La loi du 15 novembre 1887 sur la liberté des funérailles pose pour principe que c’est la volonté du défunt qui doit être respectée ; en conséquence lorsqu’une personne  a été nommément désignée par un écrit ou dans le testament du défunt, c’est elle qui est chargée de l’organisation des Obsèques.

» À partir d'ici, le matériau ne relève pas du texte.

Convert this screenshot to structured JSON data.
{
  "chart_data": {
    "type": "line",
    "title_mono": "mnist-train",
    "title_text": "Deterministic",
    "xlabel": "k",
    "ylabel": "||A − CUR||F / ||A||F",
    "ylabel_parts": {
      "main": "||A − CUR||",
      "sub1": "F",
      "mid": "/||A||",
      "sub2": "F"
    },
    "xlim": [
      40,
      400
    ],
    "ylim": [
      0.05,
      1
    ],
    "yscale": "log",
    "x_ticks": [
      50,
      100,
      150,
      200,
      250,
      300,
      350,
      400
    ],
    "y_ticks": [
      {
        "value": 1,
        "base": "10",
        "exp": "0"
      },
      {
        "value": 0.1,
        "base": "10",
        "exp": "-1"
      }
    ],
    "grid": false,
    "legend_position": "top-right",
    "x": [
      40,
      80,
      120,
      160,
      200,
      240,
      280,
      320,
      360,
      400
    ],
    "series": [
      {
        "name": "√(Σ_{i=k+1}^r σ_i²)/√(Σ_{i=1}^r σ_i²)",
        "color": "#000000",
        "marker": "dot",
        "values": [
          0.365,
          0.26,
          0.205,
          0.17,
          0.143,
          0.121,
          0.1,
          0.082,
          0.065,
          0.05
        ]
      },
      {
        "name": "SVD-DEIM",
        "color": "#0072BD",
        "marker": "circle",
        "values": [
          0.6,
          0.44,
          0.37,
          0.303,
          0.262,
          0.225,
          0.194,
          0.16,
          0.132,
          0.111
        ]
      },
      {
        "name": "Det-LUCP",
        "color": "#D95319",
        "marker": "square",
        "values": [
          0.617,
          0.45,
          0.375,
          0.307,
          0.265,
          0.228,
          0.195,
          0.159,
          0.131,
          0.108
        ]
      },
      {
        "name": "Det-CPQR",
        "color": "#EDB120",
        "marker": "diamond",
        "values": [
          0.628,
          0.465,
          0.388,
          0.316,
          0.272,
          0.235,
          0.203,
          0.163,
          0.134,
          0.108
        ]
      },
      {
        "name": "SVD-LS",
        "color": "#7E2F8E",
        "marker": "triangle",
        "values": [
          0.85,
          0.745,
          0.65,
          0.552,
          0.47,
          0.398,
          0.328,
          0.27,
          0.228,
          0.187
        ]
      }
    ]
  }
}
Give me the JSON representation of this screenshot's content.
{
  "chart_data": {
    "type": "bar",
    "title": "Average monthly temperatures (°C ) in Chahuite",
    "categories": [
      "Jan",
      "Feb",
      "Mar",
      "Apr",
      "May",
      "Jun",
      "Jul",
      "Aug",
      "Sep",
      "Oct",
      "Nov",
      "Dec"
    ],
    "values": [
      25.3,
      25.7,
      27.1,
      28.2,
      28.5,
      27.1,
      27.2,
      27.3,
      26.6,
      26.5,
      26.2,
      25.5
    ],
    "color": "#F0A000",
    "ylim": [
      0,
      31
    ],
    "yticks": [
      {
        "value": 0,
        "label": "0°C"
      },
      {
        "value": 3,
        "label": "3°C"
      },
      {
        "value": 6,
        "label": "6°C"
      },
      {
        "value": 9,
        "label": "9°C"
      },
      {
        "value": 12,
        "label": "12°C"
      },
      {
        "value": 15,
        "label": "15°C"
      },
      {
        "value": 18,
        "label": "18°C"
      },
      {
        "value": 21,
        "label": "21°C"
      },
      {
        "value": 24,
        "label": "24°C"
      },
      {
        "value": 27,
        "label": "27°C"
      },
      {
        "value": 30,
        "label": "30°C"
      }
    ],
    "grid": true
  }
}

a)  Lorsqu’aucun écrit n’est laissé par le défunt, ce sont les membres de la famille qui sont présumés être chargés de pourvoir aux funérailles :


                   b)  Enfin lorsqu’il n’y a ni écrit, ni famille ou que celle-ci ne se manifeste pas ou reste introuvable, la personne publique (la  commune) ou                                  privé, (ami) qui prend financièrement en charge les obsèques a qualité pour pourvoir aux funérailles.


 
En cas de litige au sein de la famille sur le choix de funérailles :
 
Il appartient au juge civil, seul compétent en la matière, de décider quel membre de la famille ou quel héritier est, suivant les circonstances, le plus qualifié pour l’interprétation et  l’exécution de la volonté présumée  du défunt. Cela amènera le référé : le juge doit répondre suite à la saisie dans les 24 heures, pour permettre les funérailles dans les 6 jours selon la loi. (pas besoin d’avocat)
 
En vertu d’une jurisprudence constante, le conjoint survivant a la priorité pour régler les conditions de la sépulture du défunt même sur les autres membres de la famille.
 
Ce droit n’est cependant ni exclusif, ni absolu. Des circonstances particulières peuvent faire écarter le droit du conjoint survivant.
 
La cour de cassation considère qu’à défaut d’ordre de préférence légal, il faut chercher les éléments permettant de déterminer qui apparaît comme le meilleur interprète des volontés du défunt.
 
*Si plusieurs personnes revendiquent la qualité pour pourvoir aux funérailles d’un défunt, il convient que par accord entres elles, une personne soit désignée.
 
En cas de désaccord, c’est le juge du tribunal d’instance qui désignera quelle sera cette personne.